Eramet est fortement engagé à l'échelle internationale, avec une activité prédominante en Asie, qui représente 46% de ses revenus. La Chine est le pays où la demande est la plus élevée, car elle est responsable de plus de la moitié de la production mondiale d'acier. Cette forte demande se traduit par de forts besoins de manganèse. Les autres sources de revenus d'Eramet proviennent de l'Europe (24% en dehors de la France), de l'Amérique du Nord (6%), de la France (6%) et d'autres régions (17%).

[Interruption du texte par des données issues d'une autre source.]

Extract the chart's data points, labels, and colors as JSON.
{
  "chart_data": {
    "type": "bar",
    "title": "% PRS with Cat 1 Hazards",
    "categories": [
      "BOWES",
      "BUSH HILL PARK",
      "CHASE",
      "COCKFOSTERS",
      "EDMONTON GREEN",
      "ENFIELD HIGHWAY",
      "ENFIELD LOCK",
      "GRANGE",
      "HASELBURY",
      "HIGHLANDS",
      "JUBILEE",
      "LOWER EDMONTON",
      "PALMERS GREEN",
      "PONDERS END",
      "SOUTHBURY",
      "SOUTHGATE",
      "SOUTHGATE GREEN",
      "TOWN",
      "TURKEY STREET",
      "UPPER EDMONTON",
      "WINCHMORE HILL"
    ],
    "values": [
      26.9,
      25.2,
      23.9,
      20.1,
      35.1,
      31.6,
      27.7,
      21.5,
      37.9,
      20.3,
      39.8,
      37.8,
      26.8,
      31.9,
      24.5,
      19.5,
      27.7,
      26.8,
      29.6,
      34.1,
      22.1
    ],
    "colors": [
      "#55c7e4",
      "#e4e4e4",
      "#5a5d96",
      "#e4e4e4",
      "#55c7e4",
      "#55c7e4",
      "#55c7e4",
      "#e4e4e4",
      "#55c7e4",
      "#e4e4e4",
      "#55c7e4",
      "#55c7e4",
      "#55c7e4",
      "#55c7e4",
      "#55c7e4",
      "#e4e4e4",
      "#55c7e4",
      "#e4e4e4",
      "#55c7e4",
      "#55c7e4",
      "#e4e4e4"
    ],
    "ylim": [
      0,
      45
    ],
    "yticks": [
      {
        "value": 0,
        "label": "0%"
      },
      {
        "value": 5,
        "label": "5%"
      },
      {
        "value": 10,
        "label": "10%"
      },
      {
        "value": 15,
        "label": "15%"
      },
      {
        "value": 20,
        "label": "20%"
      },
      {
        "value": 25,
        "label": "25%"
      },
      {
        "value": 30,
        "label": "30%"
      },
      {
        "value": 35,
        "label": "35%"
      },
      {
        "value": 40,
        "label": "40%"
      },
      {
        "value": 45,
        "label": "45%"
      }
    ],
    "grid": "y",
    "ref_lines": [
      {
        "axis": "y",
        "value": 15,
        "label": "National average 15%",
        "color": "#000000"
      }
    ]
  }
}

Comme indiqué précédemment, Eramet prévoit de se lancer dans l'extraction du lithium l'année prochaine, avec pour objectif une production de 24 000 tonnes par an d'ici 2026. L'entreprise a déjà obtenu les droits miniers sur une concession de lithium importante dans la province de Salta, en Argentine. Le lithium est principalement utilisé dans le domaine de l'énergie et du stockage, en particulier dans les batteries. Son prix a connu une augmentation significative fin 2022, atteignant plus de 81 000 € la tonne. Au 21 mai, le cours était retombé à près de 40 000 €. Cela n'enlève pas de potentiel à l'activité qui permettra au groupe minier de se positionner sur un secteur à forte demande. Cependant, il est prévu que l’extraction ne fonctionne à pleine capacité qu'à partir de 2026 - au plus tôt - ce qui explique pourquoi le consensus des analystes ne prévoit pas de croissance avant 2025. 

Des résultats extrêmement cycliques

L'année dernière, Eramet a réalisé un chiffre d'affaires légèrement supérieur à 5 milliards d'euros, avec une marge nette record de 14,8% grâce à la hausse des prix des métaux. Néanmoins, l’exercice 2022, hors normes, ne doit pas cacher la forêt. Sur le cycle allant de 2013 à 2021, la croissance est quasi nulle, le chiffre d’affaires étant passé de 3,16 Mds€ à 3,67 Mds€. Quant aux profits - bénéfices et free cash flow confondus - ils alternent entre forte perte et rentabilité faible. Ces performances, pour le moins médiocres, se reflètent dans le cours, qui est à son niveau de juillet 2014. Soulignons néanmoins la qualité du bilan avec un endettement maîtrisé, proche de 0,7 fois l’EBITDA, selon les prévisions pour cette année.

L’exercice en cours est logiquement marqué par une phase de normalisation due à la baisse des prix des métaux. Les résultats semestriels traduisent une baisse plus forte que prévue des cours du manganèse et du nickel. Conséquence, le groupe a dû abaisser ses prévisions d’EBITDA à environ 900 M€, contre une précision initiale de 1,1 Md€. Les profits ont reculé de 86 % et l’EBITDA de 71 %. 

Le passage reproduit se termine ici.